L’affection qui est portée à l’animal de compagnie, souvent considéré comme un membre de la famille à part entière, est à l’origine d’un véritable processus de deuil lors de sa mort. Les propriétaires ont besoin de se sentir soutenus pour la prise de cette décision, vécue comme une épreuve difficile, pour s’assurer qu’elle est la meilleure. Les rassurer et les conforter dans leur choix fait alors partie du travail de l’ASV. La situation impose parfois de calmer leur angoisse ou d’affronter leur colère, réactions liées à des émotions exacerbées. L’ASV doit ensuite expliquer le déroulement de l’acte et garantir que l’animal ne souffrira pas.

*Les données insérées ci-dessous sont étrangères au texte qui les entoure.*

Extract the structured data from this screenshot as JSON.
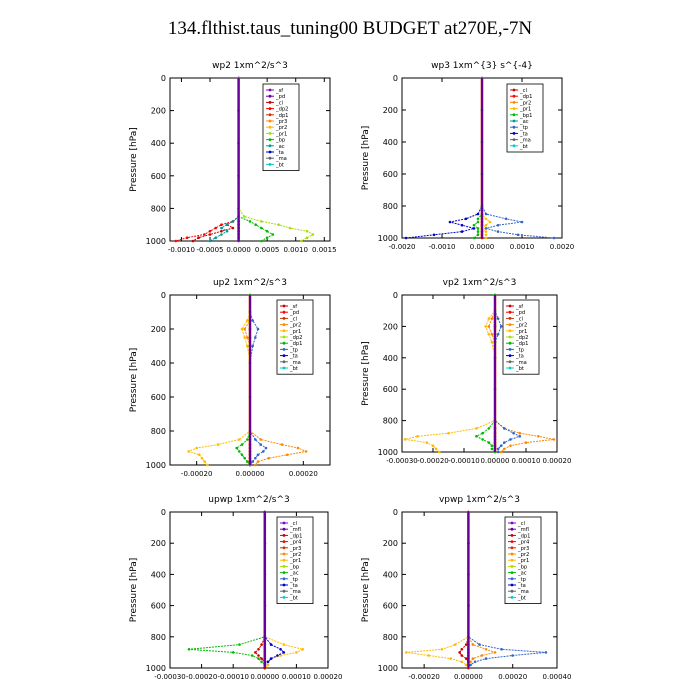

Alors que le vétérinaire est davantage concentré sur le geste technique ou la discussion avec le propriétaire, l’ASV s’assure du confort de l’animal par une contention douce, veille à sa dignité (en nettoyant les souillures) et le réconforte en lui parlant d’une voix calme et en le caressant. Cette attitude, à la fois respectueuse pour l’animal et empathique avec le propriétaire, est attendue comme un gage de professionnalisme. Là encore, l’auxiliaire doit montrer sa compréhension, en expliquant au propriétaire que son chagrin est normal et qu’il peut l’exprimer. Il lui proposera éventuellement de rester seul un moment avec l’animal après l’euthanasie pour lui faire ses adieux.
C’est également souvent à l’ASV qu’est déléguée la phase suivante : le choix du devenir du corps. Il est chargé d’expliquer les modalités d’incinération, le cas échéant, et de faire régler la facture. L’auxiliaire restera à l’écoute de la tristesse des propriétaires, comme au moment de la récupération de l’urne funéraire lors d’incinération individuelle. Enfin, les propriétaires peuvent revenir ou téléphoner pour reparler de leur animal décédé ou pour demander des conseils en vue d’en reprendre un autre.

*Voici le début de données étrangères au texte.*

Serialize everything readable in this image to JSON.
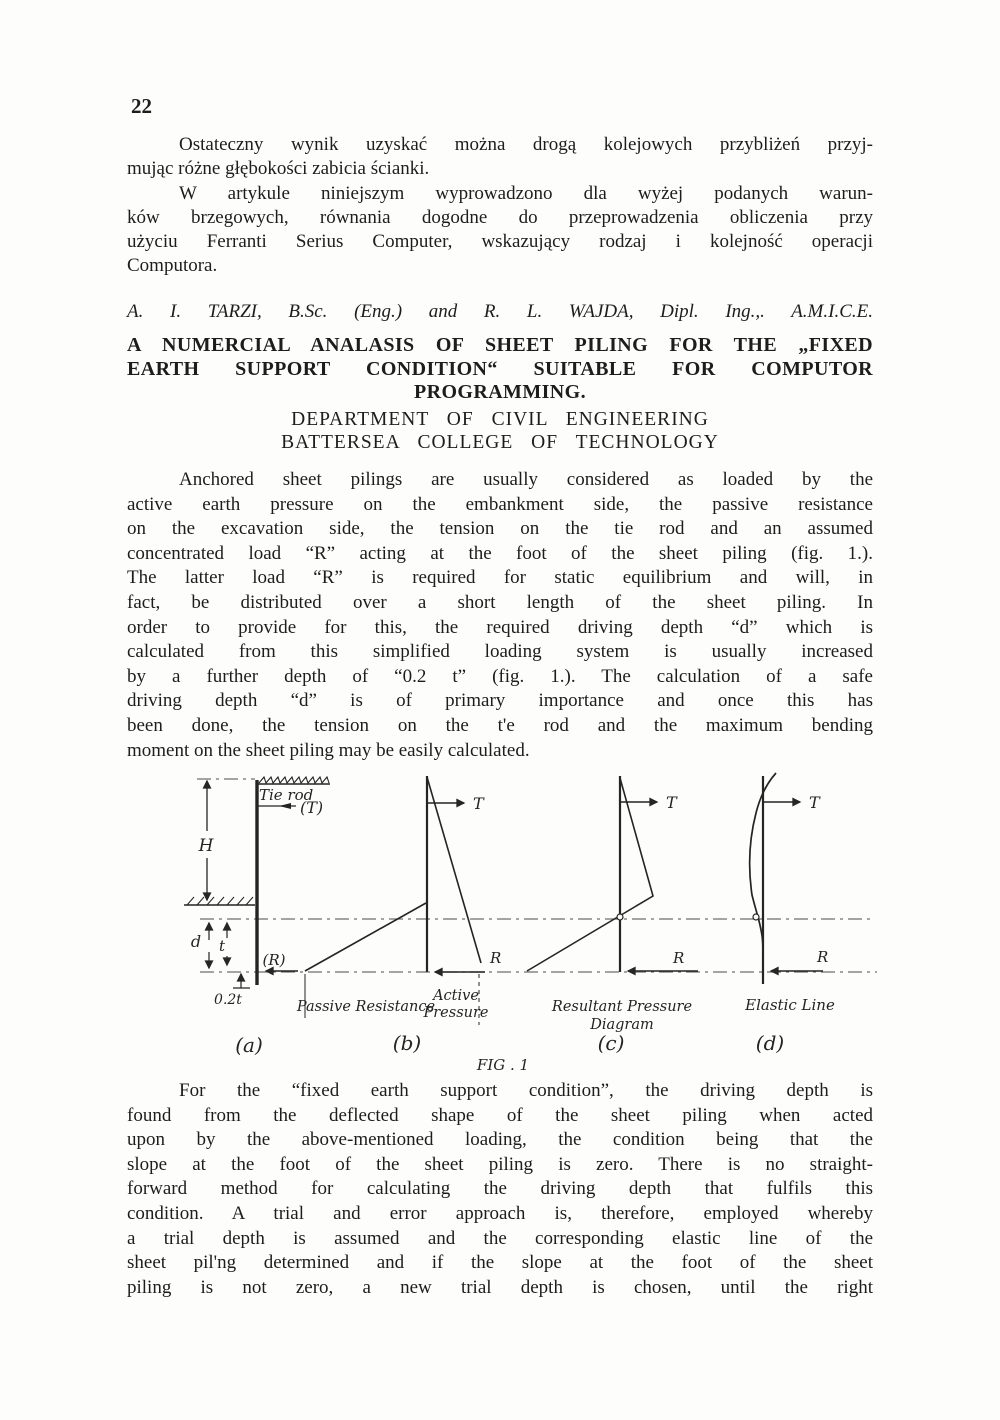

En clinique mixte ou rurale, un propriétaire de chevaux ou un éleveur peut être amené à discuter avec l’ASV et à lui faire part de ses soucis ou de sa peine. À nouveau, ce dernier doit les respecter et montrer son professionnalisme.
Toutefois, cette compassion permanente et le temps passé à soutenir les clients deviennent parfois difficiles à supporter pour l’auxiliaire vétérinaire. Du stress est éprouvé face à la nécessité d’offrir une grande qualité de service. En outre, cet acte n’est jamais anodin. La première euthanasie peut être marquante, et ressentie comme une sorte de choc émotionnel. D’autres peuvent s’avérer également très perturbantes. Il arrive que l’ASV soit affecté de façon profonde par le chagrin d’un client ou par la mort d’un animal dont il suit l’évolution depuis plusieurs années, ou encore par l’histoire particulièrement touchante qui lie un propriétaire à son compagnon. De plus, l’attention portée à l’animal mourant et le contact rapproché lors de l’acte peuvent bouleverser dans certains cas. La peine ressentie de façon chronique est susceptible de conduire l’auxiliaire à appréhender ce moment, voire à le redouter. Car il peut devenir douloureux, et même mener à une démotivation ou à de l’angoisse.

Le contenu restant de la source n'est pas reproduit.